Les inégalités territoriales d’offre de soins concernent également les infirmiers libéraux dont l’installation est contrainte depuis 2008 : ceux-ci ne peuvent pas s’installer dans une zone considérée comme très sur-dotée, sauf s’il y a un départ, et reçoivent des aides financières s’ils s’installent dans des zones très sous-dotées.

Les zonages sont-ils efficaces pour résoudre les inégalités territoriales de santé ?
Il demeure difficile d’évaluer les zonages mis en place (par ex. ils ont évolué au cours du temps), les mesures qui y ont été déployées (elles ne sont pas intégralement recensées) et enfin l’efficacité combinée des deux. Pour les zonages, les fluctuations qu’ils ont subies peuvent nous interroger sur leur lisibilité, et leur efficacité, auprès des médecins. Concernant les mesures pour attirer et maintenir des médecins dans les zones sous-dotées, des éléments d’évaluation parcellaires existent. Les incitations financières sont jugées onéreuses par la Cour des comptes au vu du nombre d’installations permis, quand les maisons de santé pluriprofessionnelles ont des effets positifs dans les zones périurbaines sous-dotées, mais insuffisants dans les marges rurales. L’efficacité des zonages infirmiers, pour l’heure, peut être considérée comme mitigée : cela permet de limiter les installations dans les zones très sur-dotées, mais se fait surtout au profit des zones intermédiaires et non de celles très sous-dotées.

Conclusion
La lutte contre les inégalités territoriales d’offre de soins montre certaines inflexions, mais qui demeurent insuffisantes. Pour les médecins généralistes libéraux, pivots du système de soins, des mesures complémentaires sont nécessaires pour attirer et maintenir des médecins dans les zones sous-dotées, en particulier les marges rurales. Si le principe d’une installation contrainte, comme c’est le cas pour les infirmiers libéraux avec des résultats mitigés, n’est pas envisagé par les médecins, d’autres mesures comme la prise en compte de l’origine géographique des étudiants de médecine, le renforcement de parcours universitaires en zone sous-dotées, comme c’est prévu par la loi santé de 2019, sont autant de possibilités à explorer. D’autres mesures pour faire face à la raréfaction de l’offre de médecins généralistes doivent chercher à permettre d’offrir plus de soins avec moins de médecins, comme cela a été prévu avec les infirmières de pratiques avancées ou encore avec la vaccination par les pharmaciens.


Bibliographie
-  Bachelet M., Anguis M., « Les médecins d’ici à 2040  : une population plus jeune, plus féminisée et plus souvent salariée « , Études et Résultats, 2017.

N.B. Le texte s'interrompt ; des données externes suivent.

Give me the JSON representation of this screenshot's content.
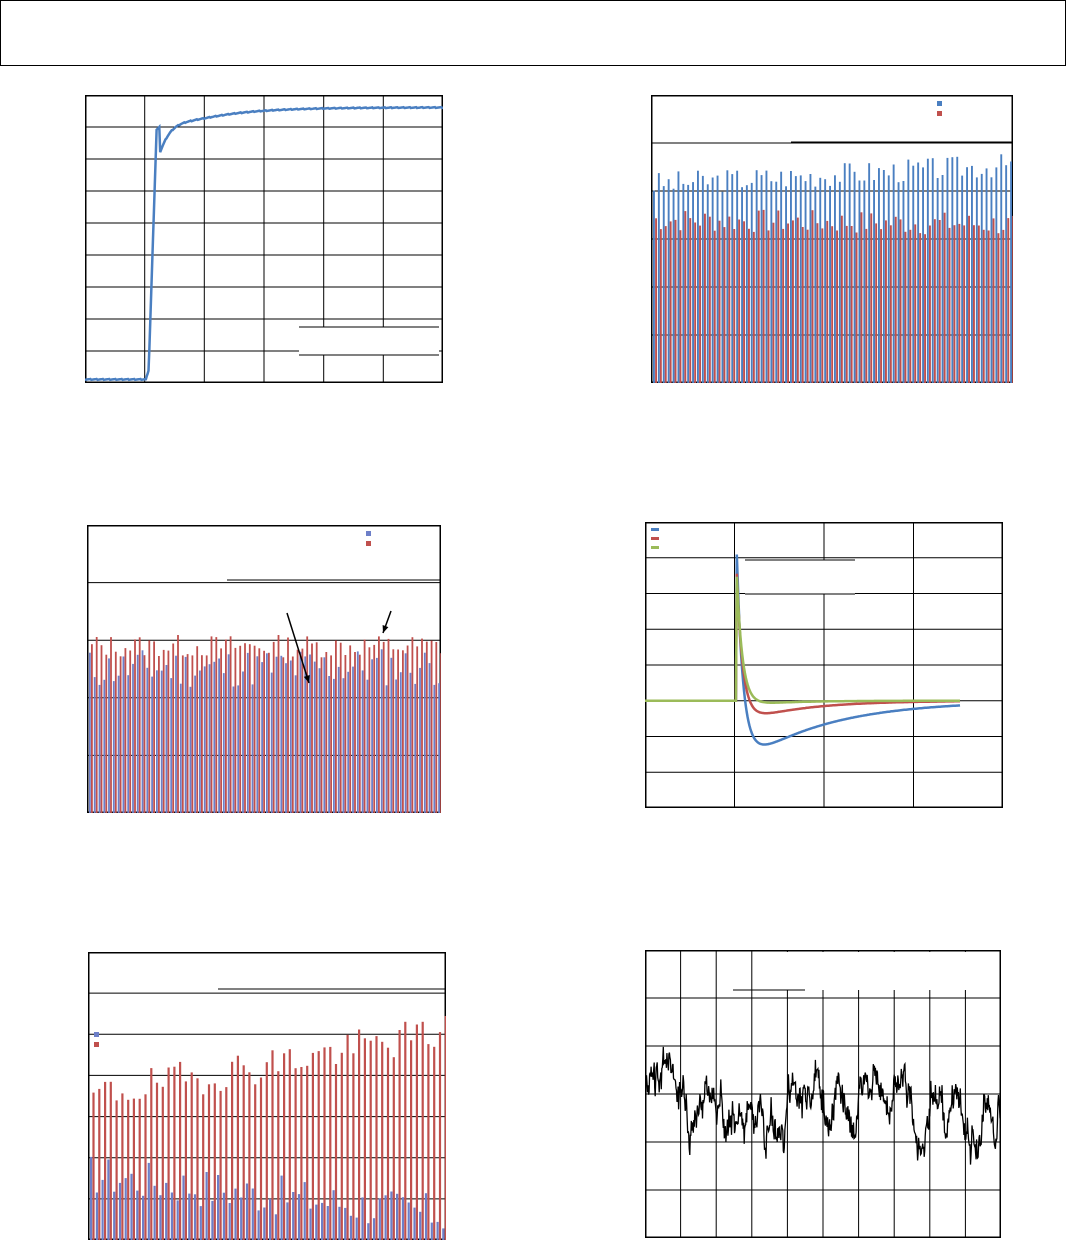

-  Chevillard G., Lucas-Gabrielli V., Mousquès J., «  Déserts médicaux  » en France  : état des lieux et perspectives de recherches, L’espace géographique, 2018 ; Tome 47:362–80.
-  Chevillard G., Mousquès J., « Accessibilité aux soins et attractivité territoriale  : proposition d’une typologie des territoires de vie français ». Cybergeo  : European Journal of Geography, 2018.

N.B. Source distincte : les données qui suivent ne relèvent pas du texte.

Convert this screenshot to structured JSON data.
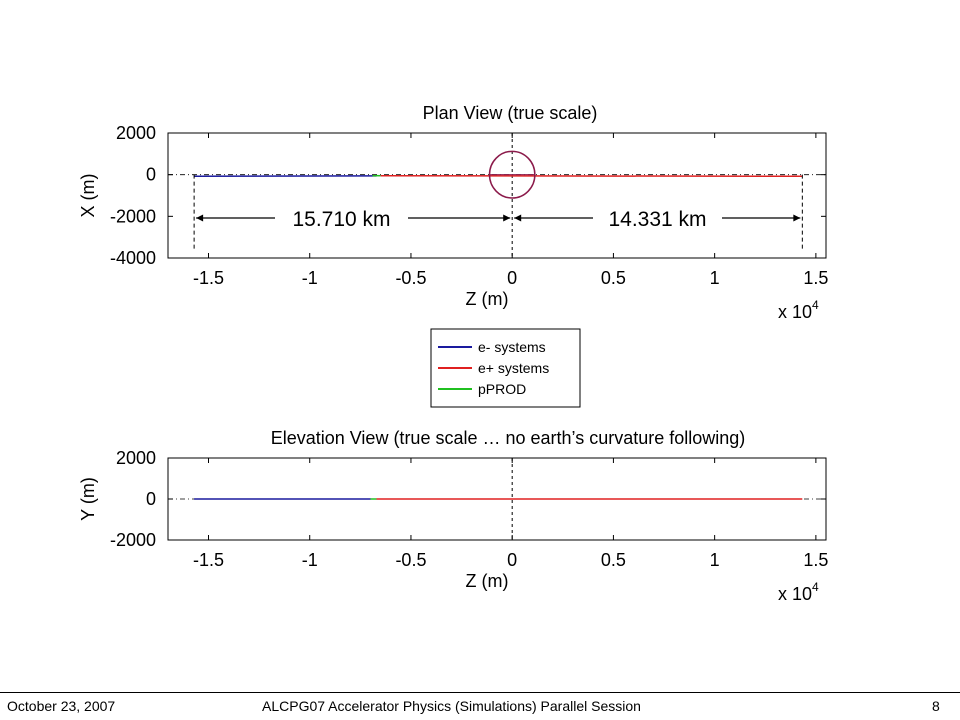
{
  "footer": {
    "date": "October 23, 2007",
    "title": "ALCPG07 Accelerator Physics (Simulations) Parallel Session",
    "page": "8"
  },
  "legend": {
    "entries": [
      {
        "label": "e- systems",
        "color": "#1a1a9e"
      },
      {
        "label": "e+ systems",
        "color": "#e02020"
      },
      {
        "label": "pPROD",
        "color": "#20c020"
      }
    ]
  },
  "chart_data": [
    {
      "type": "line",
      "title": "Plan View (true scale)",
      "xlabel": "Z (m)",
      "ylabel": "X (m)",
      "x_multiplier": "x 10",
      "x_exponent": "4",
      "xlim": [
        -17000,
        15500
      ],
      "ylim": [
        -4000,
        2000
      ],
      "xticks": [
        -15000,
        -10000,
        -5000,
        0,
        5000,
        10000,
        15000
      ],
      "xtick_labels": [
        "-1.5",
        "-1",
        "-0.5",
        "0",
        "0.5",
        "1",
        "1.5"
      ],
      "yticks": [
        2000,
        0,
        -2000,
        -4000
      ],
      "ytick_labels": [
        "2000",
        "0",
        "-2000",
        "-4000"
      ],
      "dimensions": [
        {
          "label": "15.710 km",
          "from": -15710,
          "to": 0,
          "y": -2000
        },
        {
          "label": "14.331 km",
          "from": 0,
          "to": 14331,
          "y": -2000
        }
      ],
      "series": [
        {
          "name": "e- systems",
          "color": "#1a1a9e",
          "x": [
            -15710,
            -6700
          ],
          "y": [
            -80,
            -60
          ]
        },
        {
          "name": "pPROD",
          "color": "#20c020",
          "x": [
            -6900,
            -6500
          ],
          "y": [
            -50,
            -50
          ]
        },
        {
          "name": "e+ systems",
          "color": "#e02020",
          "x": [
            -6500,
            14331
          ],
          "y": [
            -50,
            -80
          ]
        }
      ],
      "ring_radius": 1000,
      "grid": false
    },
    {
      "type": "line",
      "title": "Elevation View (true scale … no earth’s curvature following)",
      "xlabel": "Z (m)",
      "ylabel": "Y (m)",
      "x_multiplier": "x 10",
      "x_exponent": "4",
      "xlim": [
        -17000,
        15500
      ],
      "ylim": [
        -2000,
        2000
      ],
      "xticks": [
        -15000,
        -10000,
        -5000,
        0,
        5000,
        10000,
        15000
      ],
      "xtick_labels": [
        "-1.5",
        "-1",
        "-0.5",
        "0",
        "0.5",
        "1",
        "1.5"
      ],
      "yticks": [
        2000,
        0,
        -2000
      ],
      "ytick_labels": [
        "2000",
        "0",
        "-2000"
      ],
      "series": [
        {
          "name": "e- systems",
          "color": "#1a1a9e",
          "x": [
            -15710,
            -7000
          ],
          "y": [
            0,
            0
          ]
        },
        {
          "name": "pPROD",
          "color": "#20c020",
          "x": [
            -7000,
            -6700
          ],
          "y": [
            0,
            0
          ]
        },
        {
          "name": "e+ systems",
          "color": "#e02020",
          "x": [
            -6700,
            14331
          ],
          "y": [
            0,
            0
          ]
        }
      ],
      "grid": false
    }
  ]
}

-  Eliot E., Lucas-Gabrielli V., Mangeney C., « Territorialisation sanitaire et décentralisation  : état des lieux et enjeux à partir du cas français ». Revue Francophone Sur La Santé et Les Territoires, 2017.
-  Lucas-Gabrielli V., Mangeney C., « Comment améliorer les mesures d’accessibilité aux soins pour mieux cibler les zones sous-denses ? » Revue d’Épidémiologie et de Santé Publique, 2019.